Wednesday, May 10, 2006, 11:12AM EST

Wii will be released worldwide in Q4 2006 with The Legend of Zelda: Twilight Princess as the key launch title, but Nintendo is keeping precise dates and price under wraps.

"Risk allows progress. We run toward risk. Change is good." That was the bullish take-home from Reggie Fils-Aime, Nintendo of America's executive vice president of sales and marketing, as the company unveiled more of its plans for the groundbreaking Wii console.

Fils-Aime predicted it would be affordable. "It will provide more fun for less money," he stated. The focus of the press conference at Hollywood's Kodak Theatre wasn't hardware, or even the console's online features however. "This is about inspiration, not information," he said. Software was key with the 3,000-strong audience thrilled by footage of new versions of classic Nintendo franchises such as The Legend of Zelda, WarioWare, Mario, and Metroid Prime.

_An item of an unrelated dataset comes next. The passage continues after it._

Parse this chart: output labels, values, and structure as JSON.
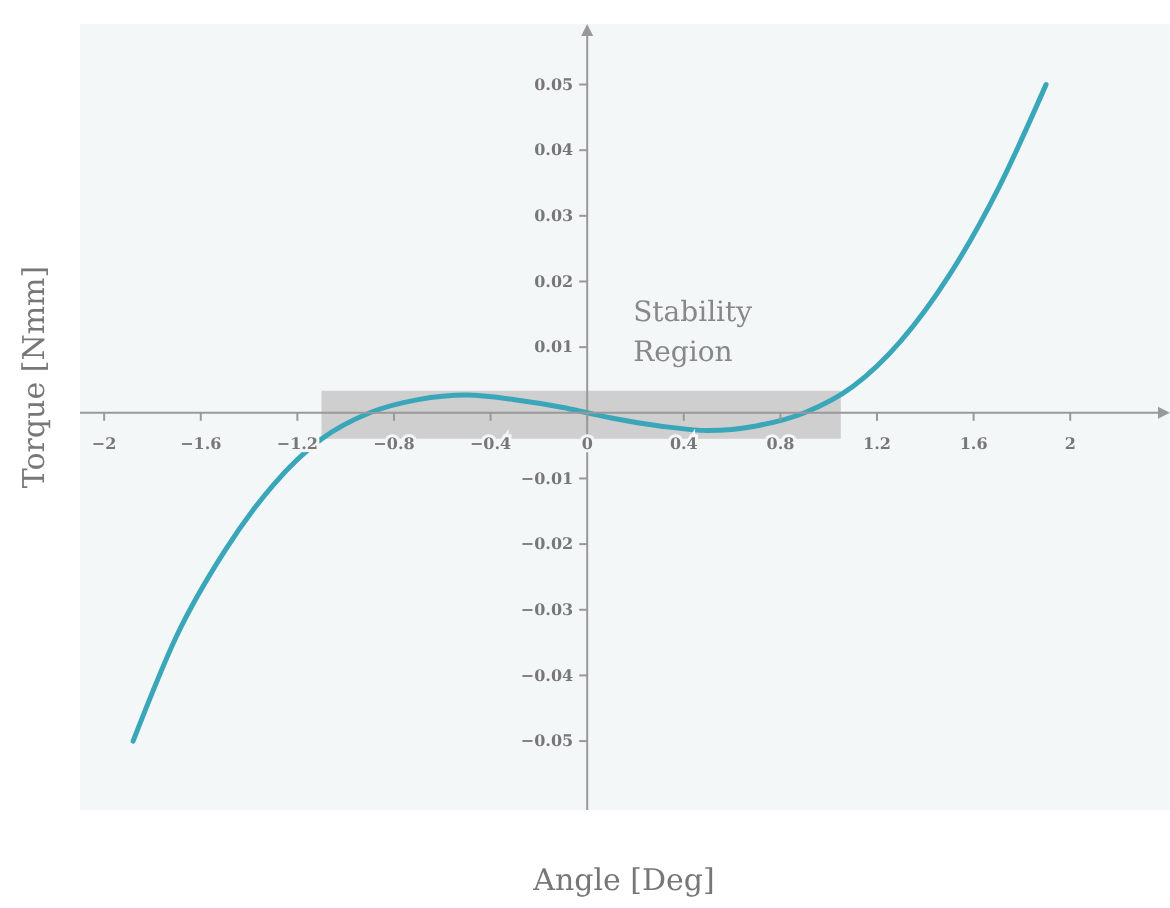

Fils-Aime argued the company isn't just relying on its back catalogue. Three new titles in development include Project H.A.M.M.E.R, Disaster: Day of Crisis, and Excite Truck.

Another game that particularly highlights the potential of Wii's innovative remote controller for casual and party gaming is Wii Sports. This collection of sports such as tennis, ping-pong, golf, and baseball uses the main controller's positional and acceleration sensors to enable players to use it as a bat, club, or racket, with subtle techniques such as backspin or slice enabled by a flick of the wrist.

The flexibility of the system was also demonstrated as a player fought his way through a dungeon in The Legend of Zelda: Twilight Princess.

"Wii will entice new players with new experiences," explained Nintendo president Satoru Iwata. "To expand the total number of players, we must make our experience friendlier and more compelling."

It was also revealed that Wii's Nunchuck controller contains motion-tracking features, while the main Remote features a speaker to enable interactive sounds to be used to enhance gameplay.

As for the issue of the console's name, Fils-Aime remained unrepentant. "Wii is the sound of inclusion," he said, also thanking those who had supported Nintendo's decision. "All two of you," he joked.

The company's response to such commentary will be available on the show floor, with 27 Wii titles promised. Support from third-party publishers includes Ubisoft's launch game Red Steel, Sega's Sonic the Hedgehog, Square Enix's Final Fantasy Crystal Chronicles: Crystal Bearers, and EA's Madden NFL.

"Feel our answer," Fils-Aime said. "Playing is believing."